2 interesting papers (one a preprint) have been published in the last couple of days on the impact of DNA shape/structure on mutation rates.
Approximately 13% of the human genome can fold into non-canonical (non-B) DNA structures (e.g. G- quadruplexes, Z-DNA, etc.), which have been implicated in vital cellular processes. Non-B DNA also hinders replication, increasing errors and facilitating mutagenesis, yet its contribution to genome-wide variation in mutation rates remains unexplored. Here, we conducted a comprehensive analysis of nucleotide substitution frequencies at non-B DNA loci within noncoding, non-repetitive genome regions, their ±2 kb flanking regions, and 1-Megabase windows, using human-orangutan divergence and human single-nucleotide polymorphisms. Functional data analysis at single-base resolution demonstrated that substitution frequencies are usually elevated at non-B DNA, with patterns specific to each non-B DNA type. Mirror, direct and inverted repeats have higher substitution frequencies in spacers than in repeat arms, whereas G-quadruplexes, particularly stable ones, have higher substitution frequencies in loops than in stems. Several non-B DNA types also affect substitution frequencies in their flanking regions. Finally, non-B DNA explains more variation than any other predictor in multiple regression models for diversity or divergence at 1-Megabase scale.

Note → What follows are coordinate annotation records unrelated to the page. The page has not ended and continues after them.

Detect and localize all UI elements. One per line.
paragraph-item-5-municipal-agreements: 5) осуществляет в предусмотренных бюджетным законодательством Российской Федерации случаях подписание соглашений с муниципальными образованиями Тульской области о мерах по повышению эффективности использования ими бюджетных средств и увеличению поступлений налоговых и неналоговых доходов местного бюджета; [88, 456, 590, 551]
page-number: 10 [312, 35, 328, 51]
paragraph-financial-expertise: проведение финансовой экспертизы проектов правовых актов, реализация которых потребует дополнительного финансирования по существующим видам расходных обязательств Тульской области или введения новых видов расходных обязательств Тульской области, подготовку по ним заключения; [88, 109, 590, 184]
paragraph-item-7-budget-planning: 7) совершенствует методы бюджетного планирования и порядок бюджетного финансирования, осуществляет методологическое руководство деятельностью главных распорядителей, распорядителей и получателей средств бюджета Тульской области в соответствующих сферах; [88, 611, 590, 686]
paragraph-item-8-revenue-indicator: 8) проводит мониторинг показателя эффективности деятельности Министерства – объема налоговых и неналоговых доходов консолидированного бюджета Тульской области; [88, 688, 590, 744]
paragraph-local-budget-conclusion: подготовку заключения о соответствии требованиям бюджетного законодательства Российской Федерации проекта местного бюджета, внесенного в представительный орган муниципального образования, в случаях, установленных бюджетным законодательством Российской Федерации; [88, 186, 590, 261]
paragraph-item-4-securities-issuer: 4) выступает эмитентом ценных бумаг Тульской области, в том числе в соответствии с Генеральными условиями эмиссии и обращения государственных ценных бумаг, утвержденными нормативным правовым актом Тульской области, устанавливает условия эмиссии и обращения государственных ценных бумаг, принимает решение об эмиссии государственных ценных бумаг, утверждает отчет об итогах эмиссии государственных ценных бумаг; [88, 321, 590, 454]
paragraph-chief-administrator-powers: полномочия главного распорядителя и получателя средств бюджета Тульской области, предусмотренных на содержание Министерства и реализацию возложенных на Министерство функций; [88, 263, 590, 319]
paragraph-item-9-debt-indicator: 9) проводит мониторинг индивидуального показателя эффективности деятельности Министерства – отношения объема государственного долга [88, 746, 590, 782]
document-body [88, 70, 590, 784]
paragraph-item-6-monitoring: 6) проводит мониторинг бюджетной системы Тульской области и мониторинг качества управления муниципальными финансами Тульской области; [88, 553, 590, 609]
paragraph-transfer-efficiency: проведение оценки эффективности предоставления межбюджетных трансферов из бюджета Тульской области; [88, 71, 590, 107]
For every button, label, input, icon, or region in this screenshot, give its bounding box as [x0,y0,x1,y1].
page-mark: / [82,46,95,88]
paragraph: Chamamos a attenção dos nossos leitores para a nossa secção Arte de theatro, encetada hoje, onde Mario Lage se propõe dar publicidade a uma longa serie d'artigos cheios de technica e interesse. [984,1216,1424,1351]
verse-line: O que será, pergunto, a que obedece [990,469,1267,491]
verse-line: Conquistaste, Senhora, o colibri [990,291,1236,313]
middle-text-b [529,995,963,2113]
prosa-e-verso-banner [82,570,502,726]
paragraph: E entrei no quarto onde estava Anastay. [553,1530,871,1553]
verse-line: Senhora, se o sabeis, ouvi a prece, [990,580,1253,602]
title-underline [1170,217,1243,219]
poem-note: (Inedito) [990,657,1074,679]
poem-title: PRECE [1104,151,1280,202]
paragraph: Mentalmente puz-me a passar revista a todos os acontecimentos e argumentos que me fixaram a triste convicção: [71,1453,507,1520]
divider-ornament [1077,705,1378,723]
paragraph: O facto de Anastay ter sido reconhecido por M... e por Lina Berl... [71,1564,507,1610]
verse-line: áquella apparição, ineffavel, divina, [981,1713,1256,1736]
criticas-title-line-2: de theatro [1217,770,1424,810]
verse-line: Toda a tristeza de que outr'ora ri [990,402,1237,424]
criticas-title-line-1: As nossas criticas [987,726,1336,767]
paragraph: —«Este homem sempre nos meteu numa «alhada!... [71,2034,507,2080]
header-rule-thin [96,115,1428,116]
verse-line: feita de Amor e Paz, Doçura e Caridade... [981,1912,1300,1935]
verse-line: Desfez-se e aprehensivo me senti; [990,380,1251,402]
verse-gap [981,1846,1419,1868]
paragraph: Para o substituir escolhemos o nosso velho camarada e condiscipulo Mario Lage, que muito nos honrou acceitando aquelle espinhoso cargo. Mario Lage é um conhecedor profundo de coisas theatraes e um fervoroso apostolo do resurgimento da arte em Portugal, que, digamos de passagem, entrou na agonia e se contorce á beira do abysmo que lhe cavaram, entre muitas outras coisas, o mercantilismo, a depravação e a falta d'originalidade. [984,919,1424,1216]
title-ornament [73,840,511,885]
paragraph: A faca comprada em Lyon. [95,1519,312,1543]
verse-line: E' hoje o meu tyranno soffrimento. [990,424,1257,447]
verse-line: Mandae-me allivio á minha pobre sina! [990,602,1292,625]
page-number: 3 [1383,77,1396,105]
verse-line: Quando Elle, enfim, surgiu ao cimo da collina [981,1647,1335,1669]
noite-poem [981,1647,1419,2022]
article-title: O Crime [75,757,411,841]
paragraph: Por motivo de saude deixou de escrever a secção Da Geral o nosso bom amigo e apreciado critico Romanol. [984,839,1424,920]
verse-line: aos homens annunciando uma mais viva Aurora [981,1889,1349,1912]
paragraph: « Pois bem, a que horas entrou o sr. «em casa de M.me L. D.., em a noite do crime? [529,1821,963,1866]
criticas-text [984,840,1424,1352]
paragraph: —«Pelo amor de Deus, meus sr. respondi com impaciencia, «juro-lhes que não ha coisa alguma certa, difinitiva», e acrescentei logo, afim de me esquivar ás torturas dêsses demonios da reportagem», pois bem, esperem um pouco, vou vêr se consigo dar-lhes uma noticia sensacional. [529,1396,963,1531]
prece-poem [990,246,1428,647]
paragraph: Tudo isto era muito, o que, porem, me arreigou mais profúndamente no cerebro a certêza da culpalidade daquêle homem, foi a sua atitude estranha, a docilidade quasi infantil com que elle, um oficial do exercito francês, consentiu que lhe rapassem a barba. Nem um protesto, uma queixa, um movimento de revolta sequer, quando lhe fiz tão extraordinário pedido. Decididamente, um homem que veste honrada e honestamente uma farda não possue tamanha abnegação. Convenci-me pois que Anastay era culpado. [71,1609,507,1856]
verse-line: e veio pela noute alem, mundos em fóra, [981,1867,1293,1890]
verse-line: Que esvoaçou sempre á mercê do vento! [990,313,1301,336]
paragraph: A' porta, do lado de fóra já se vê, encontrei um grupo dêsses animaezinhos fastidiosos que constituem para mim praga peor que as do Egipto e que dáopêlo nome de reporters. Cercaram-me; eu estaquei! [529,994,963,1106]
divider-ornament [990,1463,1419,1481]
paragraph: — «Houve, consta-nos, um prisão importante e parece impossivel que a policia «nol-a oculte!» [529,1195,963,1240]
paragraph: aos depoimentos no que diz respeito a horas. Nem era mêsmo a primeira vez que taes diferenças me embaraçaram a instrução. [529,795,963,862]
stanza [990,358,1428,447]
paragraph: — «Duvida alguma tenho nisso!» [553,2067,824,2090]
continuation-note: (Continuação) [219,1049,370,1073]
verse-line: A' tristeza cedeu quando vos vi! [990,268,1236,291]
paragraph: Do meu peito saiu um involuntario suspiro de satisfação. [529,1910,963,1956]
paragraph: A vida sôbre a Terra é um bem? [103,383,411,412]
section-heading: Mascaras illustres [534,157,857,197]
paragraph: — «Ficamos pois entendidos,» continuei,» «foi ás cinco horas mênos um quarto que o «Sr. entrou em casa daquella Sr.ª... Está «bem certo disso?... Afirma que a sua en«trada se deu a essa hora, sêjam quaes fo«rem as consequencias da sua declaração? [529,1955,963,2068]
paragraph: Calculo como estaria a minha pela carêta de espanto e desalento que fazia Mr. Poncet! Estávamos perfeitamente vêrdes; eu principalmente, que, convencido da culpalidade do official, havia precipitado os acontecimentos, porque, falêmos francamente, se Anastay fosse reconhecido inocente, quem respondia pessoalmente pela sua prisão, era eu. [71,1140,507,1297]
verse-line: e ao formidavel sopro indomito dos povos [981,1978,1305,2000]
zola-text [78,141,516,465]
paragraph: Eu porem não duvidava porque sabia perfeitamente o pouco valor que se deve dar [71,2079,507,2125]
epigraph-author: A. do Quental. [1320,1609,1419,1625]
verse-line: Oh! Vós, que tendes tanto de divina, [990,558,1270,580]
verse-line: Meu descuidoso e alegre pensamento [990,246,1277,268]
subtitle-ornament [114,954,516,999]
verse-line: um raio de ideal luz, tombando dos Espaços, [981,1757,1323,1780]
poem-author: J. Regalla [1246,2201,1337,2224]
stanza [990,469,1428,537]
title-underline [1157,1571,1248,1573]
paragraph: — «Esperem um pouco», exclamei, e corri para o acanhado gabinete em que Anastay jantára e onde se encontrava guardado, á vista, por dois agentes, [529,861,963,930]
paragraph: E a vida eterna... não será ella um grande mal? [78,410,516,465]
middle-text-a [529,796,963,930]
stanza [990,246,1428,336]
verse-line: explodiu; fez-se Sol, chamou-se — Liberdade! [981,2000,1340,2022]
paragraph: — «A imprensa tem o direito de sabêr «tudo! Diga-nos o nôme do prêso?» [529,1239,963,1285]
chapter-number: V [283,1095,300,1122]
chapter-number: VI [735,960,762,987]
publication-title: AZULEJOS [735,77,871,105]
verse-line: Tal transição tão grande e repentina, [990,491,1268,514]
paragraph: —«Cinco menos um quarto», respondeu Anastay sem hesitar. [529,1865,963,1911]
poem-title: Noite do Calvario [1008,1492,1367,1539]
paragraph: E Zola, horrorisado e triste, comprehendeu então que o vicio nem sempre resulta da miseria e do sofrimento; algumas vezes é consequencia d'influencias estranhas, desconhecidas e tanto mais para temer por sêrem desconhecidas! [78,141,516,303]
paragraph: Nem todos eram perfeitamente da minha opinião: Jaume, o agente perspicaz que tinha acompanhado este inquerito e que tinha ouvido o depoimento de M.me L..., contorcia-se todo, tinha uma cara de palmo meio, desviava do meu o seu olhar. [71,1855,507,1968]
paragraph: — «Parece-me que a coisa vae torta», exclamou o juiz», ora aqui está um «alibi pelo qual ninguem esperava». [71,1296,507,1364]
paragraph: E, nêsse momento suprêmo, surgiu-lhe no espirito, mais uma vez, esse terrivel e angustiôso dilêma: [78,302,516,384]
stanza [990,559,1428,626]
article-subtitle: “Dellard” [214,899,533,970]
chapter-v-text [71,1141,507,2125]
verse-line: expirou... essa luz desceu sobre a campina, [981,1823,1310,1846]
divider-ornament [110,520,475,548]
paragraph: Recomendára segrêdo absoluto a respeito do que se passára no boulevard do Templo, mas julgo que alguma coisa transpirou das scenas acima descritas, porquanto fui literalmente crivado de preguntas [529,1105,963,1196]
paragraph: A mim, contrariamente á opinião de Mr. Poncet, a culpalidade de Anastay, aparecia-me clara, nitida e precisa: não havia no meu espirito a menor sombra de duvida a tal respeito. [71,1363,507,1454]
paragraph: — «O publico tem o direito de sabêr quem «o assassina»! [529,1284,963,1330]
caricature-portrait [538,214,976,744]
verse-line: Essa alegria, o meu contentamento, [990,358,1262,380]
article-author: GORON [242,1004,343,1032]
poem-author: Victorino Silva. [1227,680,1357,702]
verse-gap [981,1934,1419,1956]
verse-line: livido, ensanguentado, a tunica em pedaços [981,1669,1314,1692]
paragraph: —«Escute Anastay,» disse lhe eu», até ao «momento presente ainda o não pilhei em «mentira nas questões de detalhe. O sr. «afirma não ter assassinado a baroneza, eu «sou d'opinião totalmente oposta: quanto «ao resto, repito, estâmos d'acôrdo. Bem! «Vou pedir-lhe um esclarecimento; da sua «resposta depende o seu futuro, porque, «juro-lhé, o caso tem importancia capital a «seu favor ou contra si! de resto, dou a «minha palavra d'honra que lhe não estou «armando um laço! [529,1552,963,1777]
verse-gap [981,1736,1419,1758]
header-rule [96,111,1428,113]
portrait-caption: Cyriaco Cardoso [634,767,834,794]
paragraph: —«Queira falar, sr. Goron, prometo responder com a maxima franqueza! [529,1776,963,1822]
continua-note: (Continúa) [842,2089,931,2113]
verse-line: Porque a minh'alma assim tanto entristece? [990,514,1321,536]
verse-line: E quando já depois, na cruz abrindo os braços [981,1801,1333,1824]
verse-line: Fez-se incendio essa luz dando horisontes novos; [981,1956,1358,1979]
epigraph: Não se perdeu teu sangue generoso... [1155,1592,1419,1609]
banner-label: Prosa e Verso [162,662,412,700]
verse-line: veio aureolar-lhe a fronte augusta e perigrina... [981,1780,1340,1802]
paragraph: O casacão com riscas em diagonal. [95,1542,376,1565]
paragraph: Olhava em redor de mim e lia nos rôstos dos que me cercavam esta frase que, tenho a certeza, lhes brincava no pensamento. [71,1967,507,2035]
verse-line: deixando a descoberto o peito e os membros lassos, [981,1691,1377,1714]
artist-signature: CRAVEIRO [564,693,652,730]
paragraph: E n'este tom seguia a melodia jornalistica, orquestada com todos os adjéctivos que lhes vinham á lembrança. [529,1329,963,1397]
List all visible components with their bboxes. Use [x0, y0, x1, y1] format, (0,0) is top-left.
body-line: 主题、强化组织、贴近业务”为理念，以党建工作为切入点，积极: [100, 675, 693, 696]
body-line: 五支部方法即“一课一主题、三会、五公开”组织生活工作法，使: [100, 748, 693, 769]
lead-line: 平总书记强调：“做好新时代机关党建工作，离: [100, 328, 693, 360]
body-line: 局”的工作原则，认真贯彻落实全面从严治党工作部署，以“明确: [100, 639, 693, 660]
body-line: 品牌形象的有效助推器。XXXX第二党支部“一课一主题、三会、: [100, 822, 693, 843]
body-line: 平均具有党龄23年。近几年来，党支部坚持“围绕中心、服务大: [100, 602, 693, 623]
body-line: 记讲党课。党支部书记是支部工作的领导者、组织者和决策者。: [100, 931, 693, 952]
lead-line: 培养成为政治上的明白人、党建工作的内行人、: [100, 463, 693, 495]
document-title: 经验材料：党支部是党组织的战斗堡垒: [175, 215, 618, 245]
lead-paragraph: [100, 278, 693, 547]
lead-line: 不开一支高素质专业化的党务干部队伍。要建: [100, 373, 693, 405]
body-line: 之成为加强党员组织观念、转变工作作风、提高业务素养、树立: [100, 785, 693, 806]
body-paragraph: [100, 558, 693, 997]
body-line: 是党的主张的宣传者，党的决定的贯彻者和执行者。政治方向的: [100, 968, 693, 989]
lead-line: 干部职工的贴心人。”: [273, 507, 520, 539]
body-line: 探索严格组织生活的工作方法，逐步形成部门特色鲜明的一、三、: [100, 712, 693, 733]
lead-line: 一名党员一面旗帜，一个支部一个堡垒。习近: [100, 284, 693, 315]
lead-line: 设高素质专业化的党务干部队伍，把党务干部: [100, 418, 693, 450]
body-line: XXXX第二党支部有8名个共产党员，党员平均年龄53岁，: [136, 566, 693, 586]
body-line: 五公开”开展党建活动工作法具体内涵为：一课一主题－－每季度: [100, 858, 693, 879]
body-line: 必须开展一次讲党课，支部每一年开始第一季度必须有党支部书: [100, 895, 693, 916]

Thus, non-B DNA substantially contributes to variation in substitution frequencies at small and large scales. Our results highlight the role of non-B DNA in germline mutagenesis with implications to evolution and genetic diseases.
Single nucleotide mutation rates have critical implications for human evolution and genetic diseases. Accurate modeling of these mutation rates has long remained an open problem since the rates vary substantially across the human genome. A recent model, however, explained much of the variation by considering higher order nucleotide interactions in the local (7-mer) sequence context around mutated nucleotides. Despite this model’s predictive value, we still lack a clear understanding of the biophysical mechanisms underlying the variations in genome-wide mutation rates. DNA shape features are geometric measurements of DNA structural properties, such as helical twist and tilt, and are known to capture information on interactions between neighbouring nucleotides within a local context. Motivated by this characteristic of DNA shape features, we used them to model mutation rates in the human genome. These DNA shape feature-based models improved both the accuracy (up to 14%) and the interpretability over the current nucleotide sequence-based models. The models also discovered the specific shape features that capture the most variability in mutation rates, and distinguished between the most and the least mutated sequence contexts, thus characterizing mutation promoting properties of the genomic DNA. To our knowledge, this is the first attempt that demonstrates the structural underpinnings of nucleotide mutations in the human genome and lays the groundwork for future studies to incorporate DNA shape information in modeling genetic variations.
(I may add some more description/details later if I have time, but for now I just wanted to post them for those who might be interested.)